Stocks 2019 — Model Expects Some Recovery

The statistical forecasting model says:
January, 2019:  +1.3%  (Above average)
Next 6 Months: 8% (Significantly above average)
Probability of at least breaking even:  Well above average

Investors around the world are scared going into 2019.  The market declines over the third quarter of 2018 were fast, prolonged, and sharp. The great big negative facing the stock market is obvious: the Federal Reserve moves to raise interest rates are starting to slow the economy.  The real economy will probably get somewhat worse before it gets better. The spread in long term versus short term interest rates has become miniscule.  If short term rates rise above long term rates a significant recession is almost guaranteed.  There is good reason to be worried.

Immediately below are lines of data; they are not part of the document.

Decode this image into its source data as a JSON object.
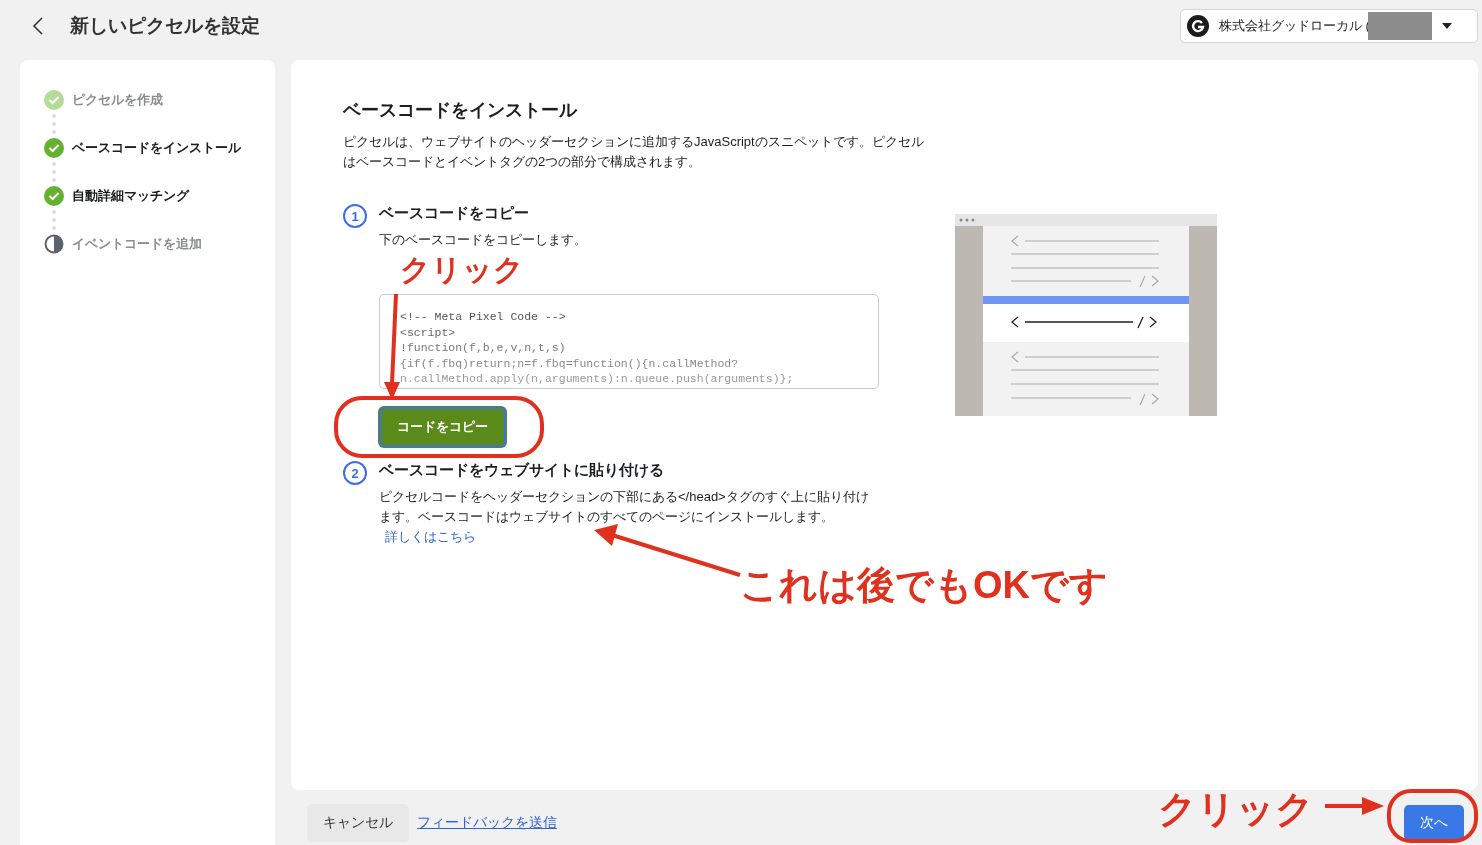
{
  "header": {
    "title": "新しいピクセルを設定",
    "account": {
      "name": "株式会社グッドローカル ("
    }
  },
  "steps": [
    {
      "label": "ピクセルを作成",
      "completed": true,
      "highlighted": false
    },
    {
      "label": "ベースコードをインストール",
      "completed": true,
      "highlighted": true
    },
    {
      "label": "自動詳細マッチング",
      "completed": true,
      "highlighted": true
    },
    {
      "label": "イベントコードを追加",
      "completed": false,
      "highlighted": false
    }
  ],
  "main": {
    "title": "ベースコードをインストール",
    "description": "ピクセルは、ウェブサイトのヘッダーセクションに追加するJavaScriptのスニペットです。ピクセルはベースコードとイベントタグの2つの部分で構成されます。",
    "step1": {
      "number": "1",
      "title": "ベースコードをコピー",
      "text": "下のベースコードをコピーします。",
      "code_lines": [
        "<!-- Meta Pixel Code -->",
        "<script>",
        "!function(f,b,e,v,n,t,s)",
        "{if(f.fbq)return;n=f.fbq=function(){n.callMethod?",
        "n.callMethod.apply(n,arguments):n.queue.push(arguments)};"
      ],
      "button": "コードをコピー"
    },
    "step2": {
      "number": "2",
      "title": "ベースコードをウェブサイトに貼り付ける",
      "text": "ピクセルコードをヘッダーセクションの下部にある</head>タグのすぐ上に貼り付けます。ベースコードはウェブサイトのすべてのページにインストールします。",
      "link": "詳しくはこちら"
    }
  },
  "footer": {
    "cancel": "キャンセル",
    "feedback": "フィードバックを送信",
    "next": "次へ"
  },
  "annotations": [
    {
      "kind": "click-copy",
      "text": "クリック"
    },
    {
      "kind": "later",
      "text": "これは後でもOKです"
    },
    {
      "kind": "click-next",
      "text": "クリック"
    }
  ]
}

My forecasting model sees things differently.  The model polls a group of economic indicators that have track records of a half century or more of pointing to the moves of U.S. stock markets in the coming half year.  Together they estimate what the market is most likely to do based upon what the market has done in similar situations over the last several decades.

After a sharp decline such as we have experienced, the model expects the market to recover some.  Whether it goes on to set new records is another question, but the model says the market is probably not in the midst of a major market crash.  However, other than some degree of rebound, the statistical model does not spy the makings of a major new bull market.

A boring 2019 would be wonderful, but more likely we will experience a lot of volatility.